48 Hours Mystery: Is the murder case the against former reality TV producer Bruce Beresford-Redman falling apart?
(CBS) CANCUN, Mexico - After seven months in a violent, chaotic Mexican prison while on trial for his wife's murder, former reality TV producer Bruce Beresford-Redman hopes the prosecutor's case falls apart before he does.
And he may have reason to be optimistic.
You can hear his hope - and his desperation - in a new video message he recorded for his son Alec and daughter Camilla during a prison visit with "48 Hours" just last summer.
"Hi guys. I miss you very much," says a haggard Beresford-Redman, speaking directly to his children. "I love you. Hopefully I'm coming home soon."
Whether he's allowed to come home anytime soon and whether he really killed his wife Monica during a 2010 vacation to Cancun are two different questions.

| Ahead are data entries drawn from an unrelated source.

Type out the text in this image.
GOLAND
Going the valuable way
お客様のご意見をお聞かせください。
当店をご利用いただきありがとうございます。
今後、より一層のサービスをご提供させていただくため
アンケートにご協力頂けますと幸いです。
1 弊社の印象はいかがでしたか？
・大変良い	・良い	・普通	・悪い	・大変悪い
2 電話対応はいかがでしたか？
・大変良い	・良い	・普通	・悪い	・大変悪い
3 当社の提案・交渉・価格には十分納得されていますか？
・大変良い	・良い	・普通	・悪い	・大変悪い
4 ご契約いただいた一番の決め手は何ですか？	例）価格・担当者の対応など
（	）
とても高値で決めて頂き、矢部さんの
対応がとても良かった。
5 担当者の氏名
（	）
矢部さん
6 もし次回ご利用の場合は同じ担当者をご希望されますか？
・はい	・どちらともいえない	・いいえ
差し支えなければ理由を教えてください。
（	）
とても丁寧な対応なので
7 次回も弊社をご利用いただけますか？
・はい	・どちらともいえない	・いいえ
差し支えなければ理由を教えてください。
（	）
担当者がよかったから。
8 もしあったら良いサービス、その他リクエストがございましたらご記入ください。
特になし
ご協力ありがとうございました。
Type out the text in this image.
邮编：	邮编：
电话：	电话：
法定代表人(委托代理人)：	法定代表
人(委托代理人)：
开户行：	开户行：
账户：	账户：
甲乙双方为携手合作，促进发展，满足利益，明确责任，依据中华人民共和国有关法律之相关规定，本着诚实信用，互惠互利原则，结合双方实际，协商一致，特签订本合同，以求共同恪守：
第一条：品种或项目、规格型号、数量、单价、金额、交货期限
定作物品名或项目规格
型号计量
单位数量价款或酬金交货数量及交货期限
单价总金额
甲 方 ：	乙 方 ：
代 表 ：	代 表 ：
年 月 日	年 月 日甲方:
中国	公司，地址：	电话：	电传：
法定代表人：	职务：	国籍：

Mexican authorities have admitted that much of the physical evidence in the case is contaminated or lost. Some government witnesses even failed to show up when they were due in court. Others have actually undercut the prosecutor's circumstantial case, though the prosecution insists there's still enough evidence for a conviction.
"We have to work with what we have," says the chief prosecutor.
"I am looking around, waiting for someone to stand up and say, 'Okay, well, we've got the wrong guy,'" Beresford-Redman tells "48 Hours" correspondent Troy Roberts. "You know, 'let's get him the hell out of there.' And that doesn't happen. It absolutely floors me."
With his fate hanging in the balance, life in prison has improved for the former Survivor producer. After discovering he'd granted "48 Hours" a world-exclusive interview last winter, authorities moved him from a segregation cell to the general population, where he shares a cell with four other men.
He's got a lot more freedom of movement now. But there are also new risks. To avoid being ambushed by the thieves, killers and drug traffickers in his overcrowded cellblock, Beresford-Redman says he spends his time outside, in the dilapidated gym, the dusty library or sitting in the prison yard with his back against the wall.
As his trial inches along - despite lost evidence, missing witnesses and appeals from his lawyers - Beresford-Redman knows he may end up in exactly that position.
"If I'm convicted, I'm facing 30 years in a Mexican prison," he says.
Josh Yager is a producer for "48 Hours Mystery."